As for getting these everyday citizens to participate in Wagner’s oddball visions of a man who can remove blood stains by sucking them off the ground or men laying inside the hood of a car, most people have been more than game to join in the fun. The most notable exception was the gent who starred in the milk bathing flier. He arrived at Wagner’s house dressed in a suit and ready to act, only to find out that he was being asked to strip down and get in a bath.

“I feel like if it was just me, he would have walked out,” Wagner remembers. “But because he saw the crew waiting, he was like, ‘Alright, I’m gonna get in this milk and you’ve got two minutes to take your pictures.’ I feel like that made the picture all the more beautiful, his palpable discomfort.”

As word has started to spread about Wagner’s work, especially among his fellow comedians (I first heard about him through Paul F. Tompkins’ Instagram account), it has become a nice side hustle for him. He now has over 1,100 subscribers to his Patreon and has been asked to produce ads for clients like Amazon, Capitol Records, and, memorably, Soylent.

“It was just a dog who only ate Soylent,” Wagner says. “I think it was like, ‘Someone take this freak dog from me who only ate Soylent.’ There was a number you could call in. Back in those days, I used Google Voice so I could actually hear the voicemails people were leaving. Someone thought it was a real dog and called animal control. I called animal control and assured them there was no dog.”

The continued interest in his work has also allowed him to self-publish Wagnerbook, a collection of the last five years of his fliers and posters that will be out in the world on November 10. The creation of this coffee table book has been an involved one as Wagner has had to make sure that the phone numbers and URLs on the fliers still work, adding new functionality that will allow folks to have text exchanges with, say, the parent of a kid “carving chairs like his friends with horns on the head.”
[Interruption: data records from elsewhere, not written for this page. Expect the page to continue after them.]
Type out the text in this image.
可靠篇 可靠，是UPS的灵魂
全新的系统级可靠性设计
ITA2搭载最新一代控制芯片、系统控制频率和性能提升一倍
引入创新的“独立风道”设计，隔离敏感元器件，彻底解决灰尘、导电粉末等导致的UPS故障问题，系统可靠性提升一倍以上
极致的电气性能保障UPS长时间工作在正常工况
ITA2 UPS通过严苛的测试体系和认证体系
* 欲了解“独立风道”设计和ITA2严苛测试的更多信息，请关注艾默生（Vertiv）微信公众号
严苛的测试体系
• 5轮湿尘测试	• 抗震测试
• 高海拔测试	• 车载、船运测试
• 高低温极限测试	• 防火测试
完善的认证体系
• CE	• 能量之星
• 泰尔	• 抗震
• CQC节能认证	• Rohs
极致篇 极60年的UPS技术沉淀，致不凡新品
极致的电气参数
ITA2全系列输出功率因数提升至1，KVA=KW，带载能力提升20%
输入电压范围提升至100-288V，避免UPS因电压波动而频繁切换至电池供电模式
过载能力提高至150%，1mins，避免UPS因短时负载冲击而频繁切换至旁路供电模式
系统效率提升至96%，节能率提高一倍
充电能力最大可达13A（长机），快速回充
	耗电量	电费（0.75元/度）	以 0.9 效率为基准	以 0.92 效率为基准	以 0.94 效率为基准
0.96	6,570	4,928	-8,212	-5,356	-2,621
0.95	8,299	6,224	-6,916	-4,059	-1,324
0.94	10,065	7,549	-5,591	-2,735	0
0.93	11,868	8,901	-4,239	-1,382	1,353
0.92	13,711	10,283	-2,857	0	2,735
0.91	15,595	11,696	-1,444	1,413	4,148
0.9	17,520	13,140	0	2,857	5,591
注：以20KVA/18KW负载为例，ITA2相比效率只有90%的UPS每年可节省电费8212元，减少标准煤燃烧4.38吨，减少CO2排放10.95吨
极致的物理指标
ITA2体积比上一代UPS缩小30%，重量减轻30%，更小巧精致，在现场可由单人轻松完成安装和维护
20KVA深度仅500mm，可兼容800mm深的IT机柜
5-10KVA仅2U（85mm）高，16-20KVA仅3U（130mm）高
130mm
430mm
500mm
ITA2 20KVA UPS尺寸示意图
“I would love for comedy to be my whole income,” says Wagner, who has a day job writing scripts for a video game company. “It’s still my lifelong goal to make a movie and try to expand on the tone of what I’ve been doing.” A laudable ambition that, if nothing else, might get his parents to finally comprehend what he’s been up to all this time: “They don’t understand, but they’re reasonably supportive. I think it baffles them, but they’re also proud when they see something do well. I mean, as soon as it’s making me a livable income, I’m sure my dad will love it.”